What is the tone in "Hope is the Thing with Feathers" by Emily Dickinson?
With tone meaning the speaker's attitude toward the subject, the emotional coloring or meaning of a poem, the reader must consider the homiletic style that Dickinson uses in her poem "Hope is the Thing with Feathers." For, like the Psalms and religious hymns, there is a reverential and uplifting tone to this verse:
Hope is the thing with feathers
That perches in the soul
And sings the tune without the words
And never stops at all.
Thwn, too, there is something of the divine in this hope with feathers that rests within the soul--a reassuring thought, indeed, and reverential as it can withstand the storm, a storm that "must be sore" if it can "abash the little bird." Hope, "the thing with feathers,"-stands above the storm that attempts to damage. This hope abounds "in the chillest land" and "on the strangest sea" without demanding anything. It gives strength; it lifts the spirits with wings. The reader is reassured that hope gives without asking, for
...never in extremity
It asked a crumb of me.
In the first stanza of this poem, the tone is light-hearted. This is created through Dickinson's image of a bird, perched and singing a tune. By placing this bird inside the soul, Dickinson also creates a peaceful and almost-idyllic tone.

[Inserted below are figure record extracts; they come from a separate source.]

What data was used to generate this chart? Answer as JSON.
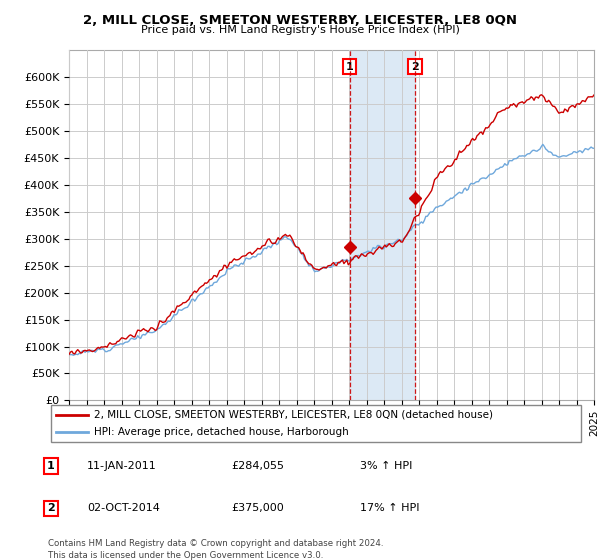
{
  "title": "2, MILL CLOSE, SMEETON WESTERBY, LEICESTER, LE8 0QN",
  "subtitle": "Price paid vs. HM Land Registry's House Price Index (HPI)",
  "ylim": [
    0,
    650000
  ],
  "yticks": [
    0,
    50000,
    100000,
    150000,
    200000,
    250000,
    300000,
    350000,
    400000,
    450000,
    500000,
    550000,
    600000
  ],
  "ytick_labels": [
    "£0",
    "£50K",
    "£100K",
    "£150K",
    "£200K",
    "£250K",
    "£300K",
    "£350K",
    "£400K",
    "£450K",
    "£500K",
    "£550K",
    "£600K"
  ],
  "hpi_color": "#6fa8dc",
  "price_color": "#cc0000",
  "vline_color": "#cc0000",
  "span_color": "#dce9f5",
  "grid_color": "#cccccc",
  "background_color": "#ffffff",
  "marker1_x": 2011.04,
  "marker2_x": 2014.78,
  "marker1_y": 284055,
  "marker2_y": 375000,
  "legend_entries": [
    "2, MILL CLOSE, SMEETON WESTERBY, LEICESTER, LE8 0QN (detached house)",
    "HPI: Average price, detached house, Harborough"
  ],
  "table_rows": [
    {
      "num": "1",
      "date": "11-JAN-2011",
      "price": "£284,055",
      "change": "3% ↑ HPI"
    },
    {
      "num": "2",
      "date": "02-OCT-2014",
      "price": "£375,000",
      "change": "17% ↑ HPI"
    }
  ],
  "footer": "Contains HM Land Registry data © Crown copyright and database right 2024.\nThis data is licensed under the Open Government Licence v3.0.",
  "xmin": 1995,
  "xmax": 2025
}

In second stanza, however, Dickinson talks about a "gale" and a "storm," which has a dramatic impact on the tone by turning it violent. This is further reinforced when Dickinson talks about how the bird is abashed as it faces this storm.
In the final stanza, the gentle and light-hearted tone returns to the poem as Dickinson expresses her gratitude towards the bird. No matter what has happened, she says, the bird has never asked for anything from her, not even a "crumb." This expression of her gratitude adds sentimentality and sincerity to the poem's tone, leaving the reader with a sense that hope has indeed been restored.